As I wrote in Part 5 of this series, you can create some very effective strategies and tactics to target specific groups of people to land into your site directly into a specific messaging and positioning that can be important to your church. If you drive traffic to these special entry pages in your site with the strong support for the pages with top-ranking of important keywords that match your messaging, you can have a very intelligent and strong position. However, this strategy requires strong navigation systems to move visitors to other portions of your website.

Regardless of where visitors land in your website, do your navigation systems make it easy for your visitors to find other things of interest and click into additional pages?

Navigation begins with embedding links into the main body text of each page. You should have two to three links in the text of every page; one of them should be in the first two paragraphs. These links should support the main text of the story and should link to other pages in your site.

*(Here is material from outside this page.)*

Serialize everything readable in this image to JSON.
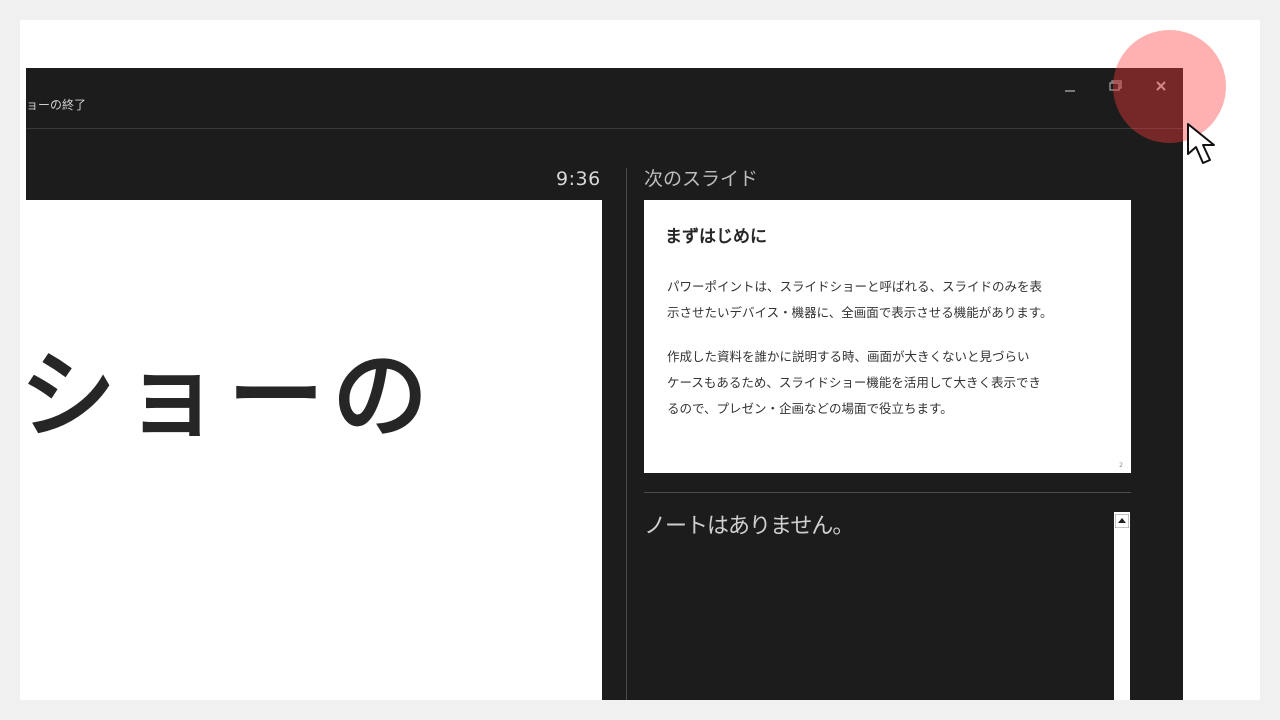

If you need to link to a page in a third-party website, be sure to set the target of the URL so the page opens in a new browser page. Do not send your visitor to someone else’s website in a way that closes your page because you won’t get all of them back. If you at least keep your page open, your visitor may come back to your material and pick up where they left off.

Next, make sure you have strong primary, secondary and tertiary navigation methods to help the user browse other important parts of your website. Each click is valuable and is important. Your visitors will tend to become impatient if they have to dig for information. Make it easy and intuitive for your visitors to find what they want and get there with the fewest clicks possible.

All of these aspects of the design and operations of your website enhance your content ecosystem. The better you do these things, the better and deeper you can tell your story to your visitors. You can tell more complex stores and be far more effective.